As I intend to fit a IO360M1B ? With an internal vertical plenum - My old Polyester cowling has a smooth bottom half ?

Now the thing is, I can get a good deal on a new epoxy cowling ? but it has the bottom air intake scoop.

Any reason why I cannot just cut of the bottom air intake and patch in a section ?

Is the general shape of the cowling the same ? or will I run into problems with the front section of the epoxy cowling with the bottom air scoop fitted, being to shallow to allow the internal plenum to be fitted ..

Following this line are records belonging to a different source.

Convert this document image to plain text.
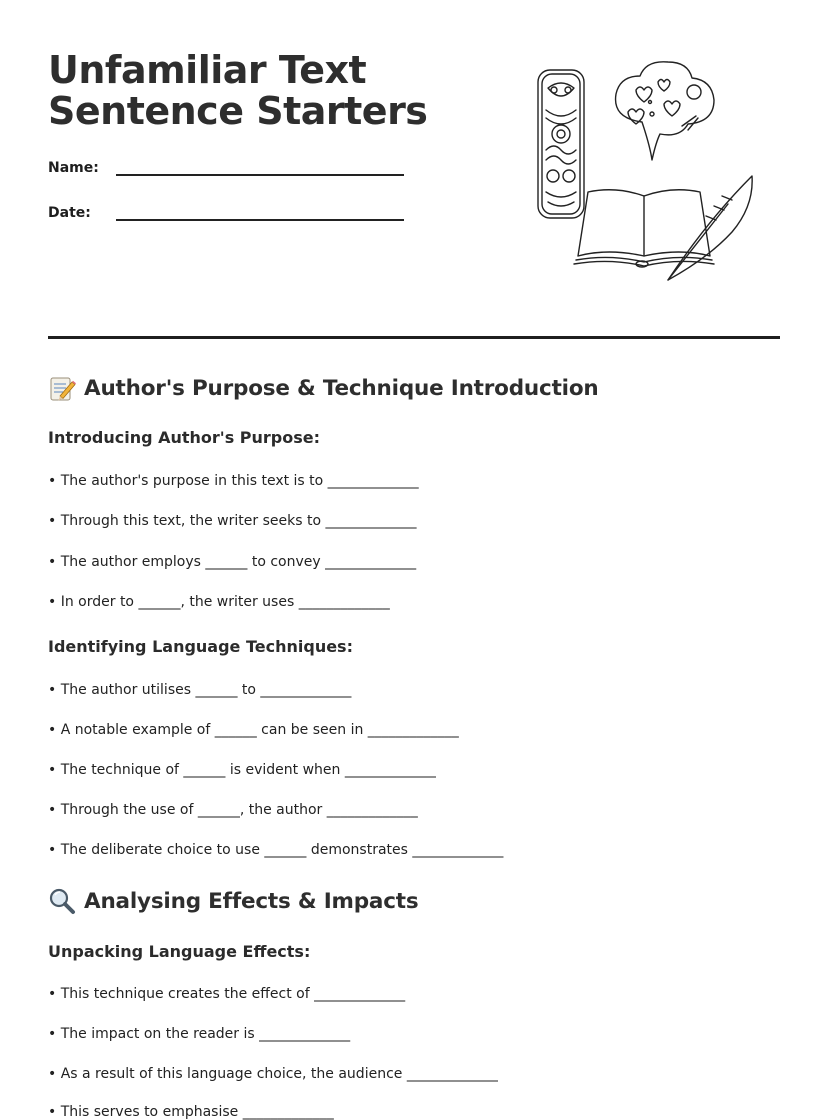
Unfamiliar Text
Sentence Starters
Name:
Date:
Author's Purpose & Technique Introduction
Introducing Author's Purpose:
• The author's purpose in this text is to _____________
• Through this text, the writer seeks to _____________
• The author employs ______ to convey _____________
• In order to ______, the writer uses _____________
Identifying Language Techniques:
• The author utilises ______ to _____________
• A notable example of ______ can be seen in _____________
• The technique of ______ is evident when _____________
• Through the use of ______, the author _____________
• The deliberate choice to use ______ demonstrates _____________
Analysing Effects & Impacts
Unpacking Language Effects:
• This technique creates the effect of _____________
• The impact on the reader is _____________
• As a result of this language choice, the audience _____________
• This serves to emphasise _____________
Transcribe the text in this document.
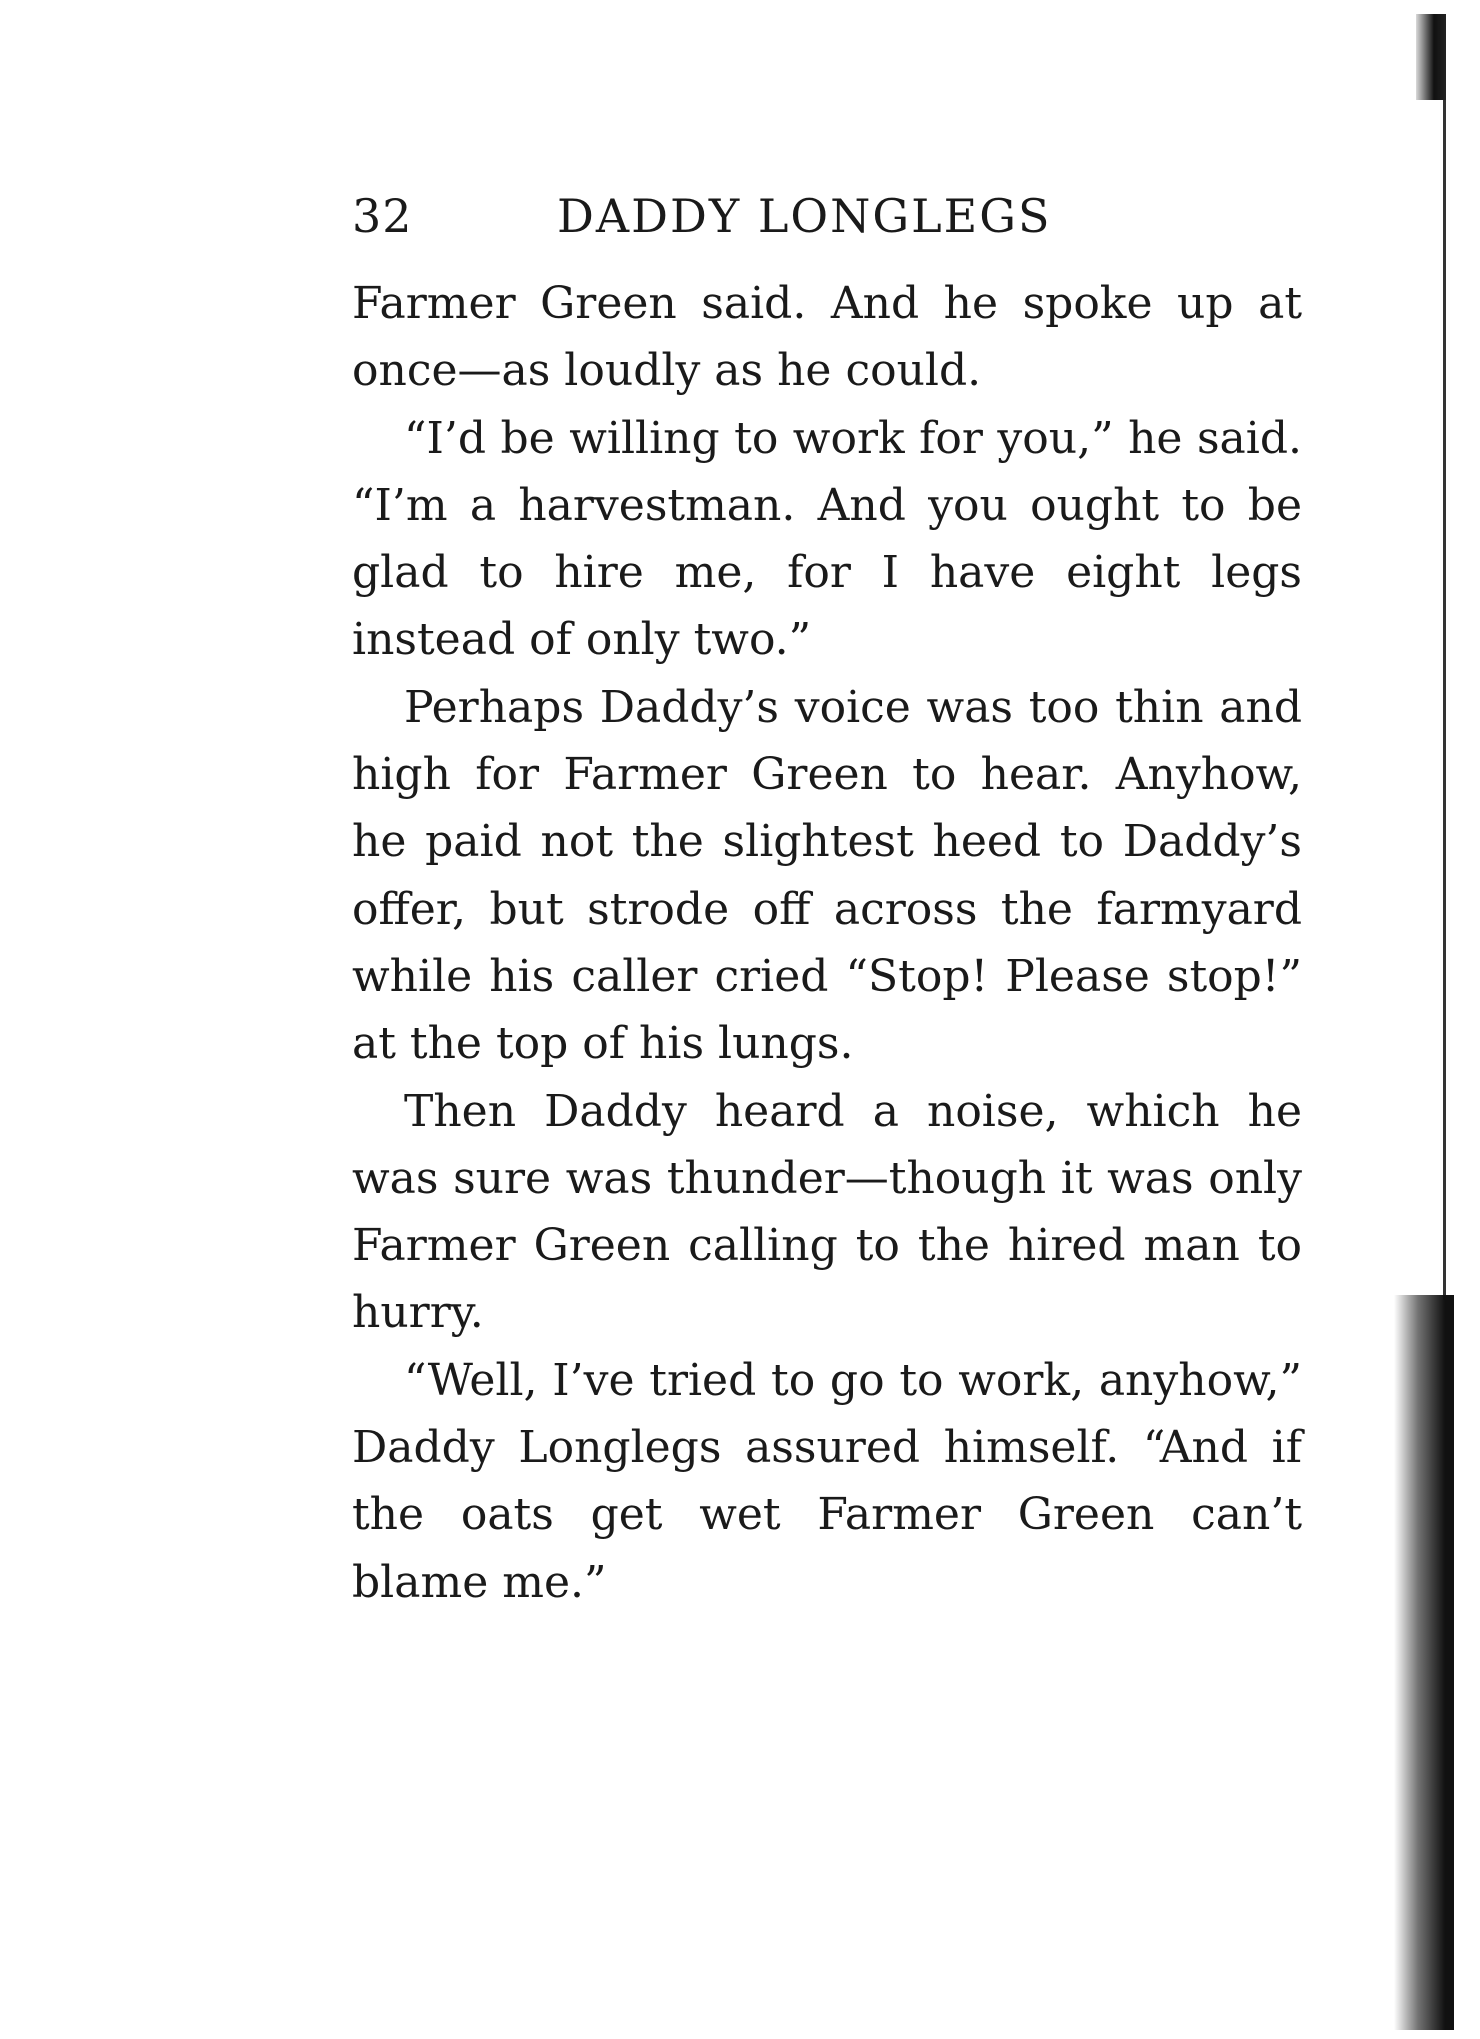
32	DADDY LONGLEGS

Farmer Green said. And he spoke up at once—as loudly as he could.

“I’d be willing to work for you,” he said. “I’m a harvestman. And you ought to be glad to hire me, for I have eight legs instead of only two.”

Perhaps Daddy’s voice was too thin and high for Farmer Green to hear. Anyhow, he paid not the slightest heed to Daddy’s offer, but strode off across the farmyard while his caller cried “Stop! Please stop!” at the top of his lungs.

Then Daddy heard a noise, which he was sure was thunder—though it was only Farmer Green calling to the hired man to hurry.

“Well, I’ve tried to go to work, anyhow,” Daddy Longlegs assured himself. “And if the oats get wet Farmer Green can’t blame me.”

Hence further hacking into the bottom cowling would be required ?.

Any thoughts or advice on this would be appreciated ?
 
I suppose it depends on how happy you are with epoxy work.

No problem hacking the scoop off. If it is then just a matter of filing the defect and making good you could use some mat and epoxy to cover the inside plus a margin. Then use some divinyl cell foam as the meat of the sandwich, and the use some more mat and epoxy outside, use a bit of low density filler to make it easier tossed smooth/flat and the job is done. If you need to make some sort of bulgeto fit over the plenum, then its probably easiest to do it in situ, use lots of packing tape to protect the relevant bit of the plenum and then use a bit of modelling clay or similar to provide the necessary contour and again build your sandwich.

The divinyl cell foam isn't I the k absolutely necessary but the cowl will have something of a foam sandwich and filling up a big hole just with glass mat and epoxy isn't a neat way to go. The foam is easily sanded and worked.

Hope that helps. Hopefully Dan Horton will be along to advise asI think he is the absolute master of this kind of work.

Cheers

Chris

PS from memory you are at Woodvale?
 
I did it. It was a pretty extensive project! Lots of filling and sanding for sure. Not sure what a vertical plenum is, but one thing to consider, if you have horizontal induction, you will wind up doing MAJOR surgery on your snorkel! The smooth cowl Vans sells has some extra room for snorkel clearance. The cowl would have to be free for me to do it again. You can see more pictures on my blog.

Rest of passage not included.